Proof: L’Hopital’s theorem (special case )

Statement:

$f(x)$ and $g(x)$ are differentiable on an open interval containing $a$
$f(c)=g(c)=0$
$g'(x)\neq 0$ for $x$ near (but not equal to) $c$

Then

$\lim_{x \to c}\frac{f(x)}{g(x)}=\lim_{x \to c}\frac{f'(x)}{g'(x)}$ provided that the limit on the right side of the equations exists.

Proof:

Assume the above conditions.

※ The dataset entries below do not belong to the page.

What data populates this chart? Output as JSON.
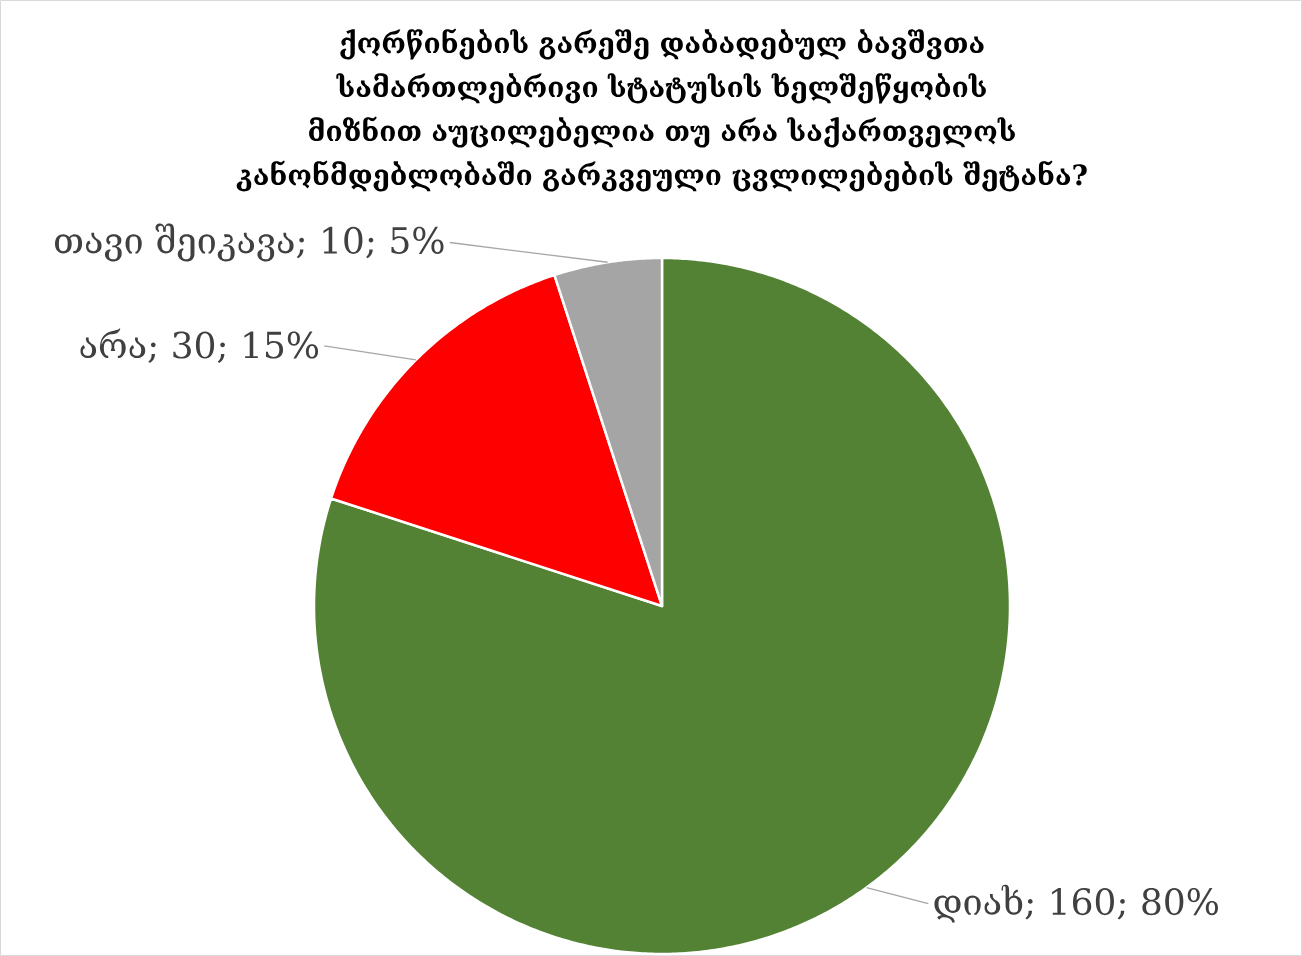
{
  "chart_data": {
    "type": "pie",
    "title": "ქორწინების გარეშე დაბადებულ ბავშვთა სამართლებრივი სტატუსის ხელშეწყობის მიზნით  აუცილებელია თუ არა საქართველოს კანონმდებლობაში გარკვეული ცვლილებების შეტანა?",
    "categories": [
      "დიახ",
      "არა",
      "თავი შეიკავა"
    ],
    "values": [
      160,
      30,
      10
    ],
    "colors": [
      "#548235",
      "#ff0000",
      "#a5a5a5"
    ],
    "value_labels": [
      "; 160; 80%",
      "; 30; 15%",
      "; 10; 5%"
    ]
  }
}
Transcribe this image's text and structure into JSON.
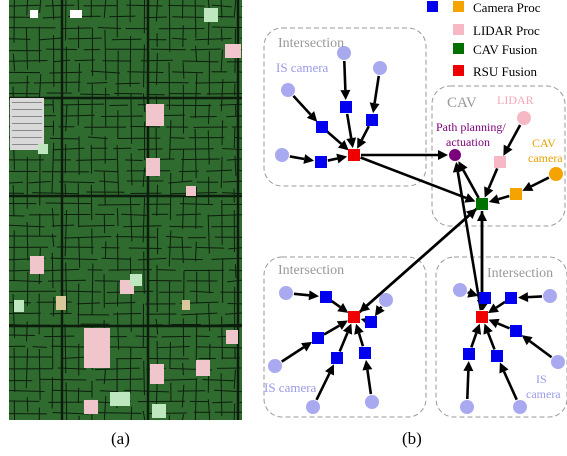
{
  "captions": {
    "a": "(a)",
    "b": "(b)"
  },
  "legend": [
    {
      "label": "Camera Proc",
      "colors": [
        "#0000ee",
        "#f5a300"
      ]
    },
    {
      "label": "LIDAR Proc",
      "colors": [
        "#f6b8c4"
      ]
    },
    {
      "label": "CAV Fusion",
      "colors": [
        "#007000"
      ]
    },
    {
      "label": "RSU Fusion",
      "colors": [
        "#ee0000"
      ]
    }
  ],
  "groups": {
    "top_left": {
      "title": "Intersection",
      "sublabel": "IS camera"
    },
    "cav": {
      "title": "CAV",
      "lidar": "LIDAR",
      "path": [
        "Path planning/",
        "actuation"
      ],
      "camera": [
        "CAV",
        "camera"
      ]
    },
    "bottom_left": {
      "title": "Intersection",
      "sublabel": "IS camera"
    },
    "bottom_right": {
      "title": "Intersection",
      "sublabel": [
        "IS",
        "camera"
      ]
    }
  },
  "colors": {
    "camera_proc": "#0000ee",
    "cav_camera": "#f5a300",
    "lidar": "#f6b8c4",
    "cav_fusion": "#007000",
    "rsu_fusion": "#ee0000",
    "sensor": "#a9a9ef",
    "path": "#7a007a",
    "is_label": "#9a9ae8",
    "cav_camera_label": "#e8a000",
    "lidar_label": "#f2a9b8",
    "path_label": "#7a007a",
    "group_title": "#999999",
    "map_bg": "#2e6b2e",
    "map_road": "#0f1f0f"
  }
}
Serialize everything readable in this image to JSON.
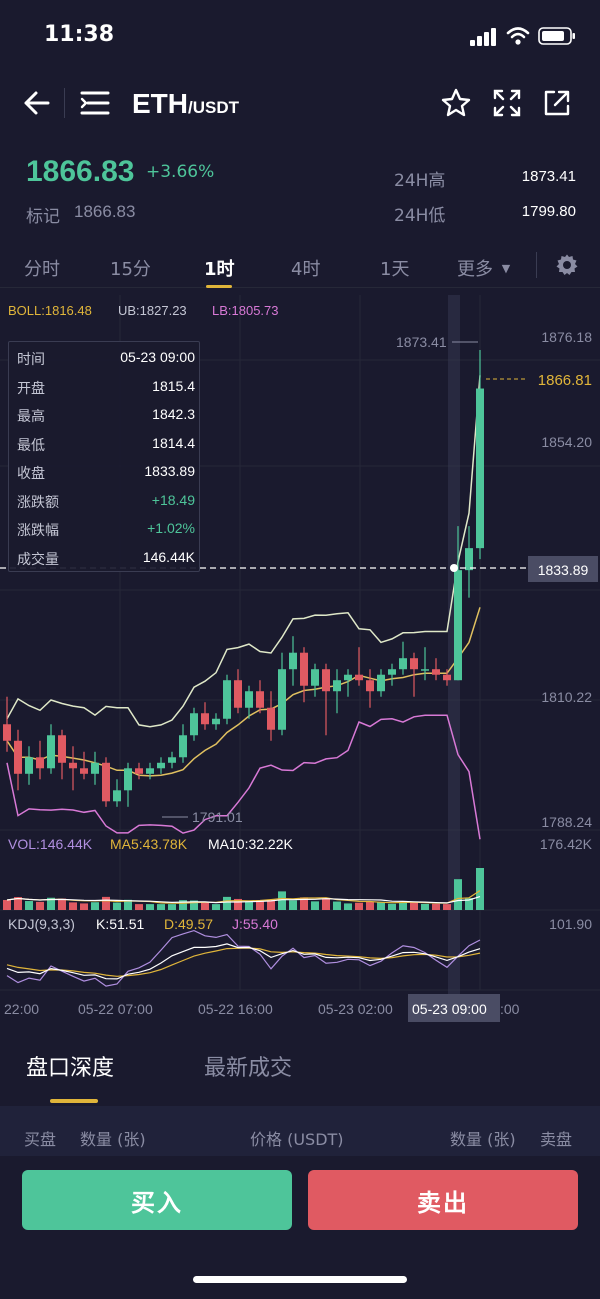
{
  "status_bar": {
    "time": "11:38"
  },
  "header": {
    "base": "ETH",
    "quote": "/USDT"
  },
  "ticker": {
    "price": "1866.83",
    "change_pct": "+3.66%",
    "mark_label": "标记",
    "mark_value": "1866.83",
    "high_label": "24H高",
    "high_value": "1873.41",
    "low_label": "24H低",
    "low_value": "1799.80"
  },
  "tabs": [
    {
      "label": "分时",
      "active": false
    },
    {
      "label": "15分",
      "active": false
    },
    {
      "label": "1时",
      "active": true
    },
    {
      "label": "4时",
      "active": false
    },
    {
      "label": "1天",
      "active": false
    },
    {
      "label": "更多",
      "active": false
    }
  ],
  "boll_legend": {
    "boll": "BOLL:1816.48",
    "ub": "UB:1827.23",
    "lb": "LB:1805.73"
  },
  "ohlc_tooltip": [
    {
      "k": "时间",
      "v": "05-23 09:00"
    },
    {
      "k": "开盘",
      "v": "1815.4"
    },
    {
      "k": "最高",
      "v": "1842.3"
    },
    {
      "k": "最低",
      "v": "1814.4"
    },
    {
      "k": "收盘",
      "v": "1833.89"
    },
    {
      "k": "涨跌额",
      "v": "+18.49"
    },
    {
      "k": "涨跌幅",
      "v": "+1.02%"
    },
    {
      "k": "成交量",
      "v": "146.44K"
    }
  ],
  "chart_data": {
    "type": "candlestick",
    "price_axis": [
      "1876.18",
      "1854.20",
      "1810.22",
      "1788.24"
    ],
    "high_marker": "1873.41",
    "low_marker": "1791.01",
    "last_price_tag": "1866.81",
    "crosshair_price_tag": "1833.89",
    "vol_legend": {
      "vol": "VOL:146.44K",
      "ma5": "MA5:43.78K",
      "ma10": "MA10:32.22K"
    },
    "vol_axis": "176.42K",
    "kdj_legend": {
      "kdj": "KDJ(9,3,3)",
      "k": "K:51.51",
      "d": "D:49.57",
      "j": "J:55.40"
    },
    "kdj_axis": "101.90",
    "time_axis": [
      "22:00",
      "05-22 07:00",
      "05-22 16:00",
      "05-23 02:00",
      "05-23 09:00",
      ":00"
    ],
    "candles": [
      [
        1806,
        1811,
        1801,
        1803
      ],
      [
        1803,
        1805,
        1794,
        1797
      ],
      [
        1797,
        1802,
        1795,
        1800
      ],
      [
        1800,
        1803,
        1796,
        1798
      ],
      [
        1798,
        1806,
        1797,
        1804
      ],
      [
        1804,
        1805,
        1796,
        1799
      ],
      [
        1799,
        1802,
        1794,
        1798
      ],
      [
        1798,
        1801,
        1796,
        1797
      ],
      [
        1797,
        1801,
        1795,
        1799
      ],
      [
        1799,
        1800,
        1791,
        1792
      ],
      [
        1792,
        1796,
        1791,
        1794
      ],
      [
        1794,
        1799,
        1791,
        1798
      ],
      [
        1798,
        1799,
        1796,
        1797
      ],
      [
        1797,
        1799,
        1796,
        1798
      ],
      [
        1798,
        1800,
        1797,
        1799
      ],
      [
        1799,
        1801,
        1798,
        1800
      ],
      [
        1800,
        1806,
        1799,
        1804
      ],
      [
        1804,
        1809,
        1803,
        1808
      ],
      [
        1808,
        1810,
        1805,
        1806
      ],
      [
        1806,
        1808,
        1805,
        1807
      ],
      [
        1807,
        1815,
        1806,
        1814
      ],
      [
        1814,
        1816,
        1808,
        1809
      ],
      [
        1809,
        1813,
        1807,
        1812
      ],
      [
        1812,
        1814,
        1808,
        1809
      ],
      [
        1809,
        1812,
        1803,
        1805
      ],
      [
        1805,
        1819,
        1804,
        1816
      ],
      [
        1816,
        1822,
        1813,
        1819
      ],
      [
        1819,
        1820,
        1810,
        1813
      ],
      [
        1813,
        1817,
        1811,
        1816
      ],
      [
        1816,
        1817,
        1804,
        1812
      ],
      [
        1812,
        1816,
        1808,
        1814
      ],
      [
        1814,
        1816,
        1811,
        1815
      ],
      [
        1815,
        1820,
        1813,
        1814
      ],
      [
        1814,
        1816,
        1809,
        1812
      ],
      [
        1812,
        1816,
        1811,
        1815
      ],
      [
        1815,
        1817,
        1813,
        1816
      ],
      [
        1816,
        1821,
        1815,
        1818
      ],
      [
        1818,
        1819,
        1811,
        1816
      ],
      [
        1816,
        1820,
        1814,
        1816
      ],
      [
        1816,
        1818,
        1814,
        1815
      ],
      [
        1815,
        1816,
        1813,
        1814
      ],
      [
        1814,
        1842,
        1814,
        1834
      ],
      [
        1834,
        1842,
        1829,
        1838
      ],
      [
        1838,
        1874,
        1836,
        1867
      ]
    ]
  },
  "order_book": {
    "tab_depth": "盘口深度",
    "tab_trades": "最新成交",
    "col_bid": "买盘",
    "col_qty_left": "数量 (张)",
    "col_price": "价格 (USDT)",
    "col_qty_right": "数量 (张)",
    "col_ask": "卖盘"
  },
  "actions": {
    "buy": "买入",
    "sell": "卖出"
  },
  "colors": {
    "up": "#4ec59a",
    "down": "#e05a62",
    "accent": "#e0b53a",
    "bg": "#1a1a2e"
  }
}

Then,

$\lim_{x \to c}\frac{f(x)}{g(x)}=\lim_{x \to c}\frac{f(x)-0}{g(x)-0}=\lim_{x \to c}\frac{f(x)-f(c)}{g(x)-g(c)}$

Dividing the right-hand expression by $x-c$ , we get

$\lim_{x \to c}\frac{\frac{f(x)-f(c)}{x-c}}{\frac{g(x)-g(c)}{x-c}}=\frac{\lim_{x \to c}\frac{f(x)-f(c)}{x-c}}{\lim_{x \to c}\frac{g(x)-g(c)}{x-c}}=\frac{f'(c)}{g'(c)}=\lim_{x \to c}\frac{f'(x)}{g'(x)}$

Therefore,

$\lim_{x \to c}\frac{f(x)}{g(x)}=\lim_{x \to c}\frac{f'(x)}{g'(x)}$ , which is what we sought to prove.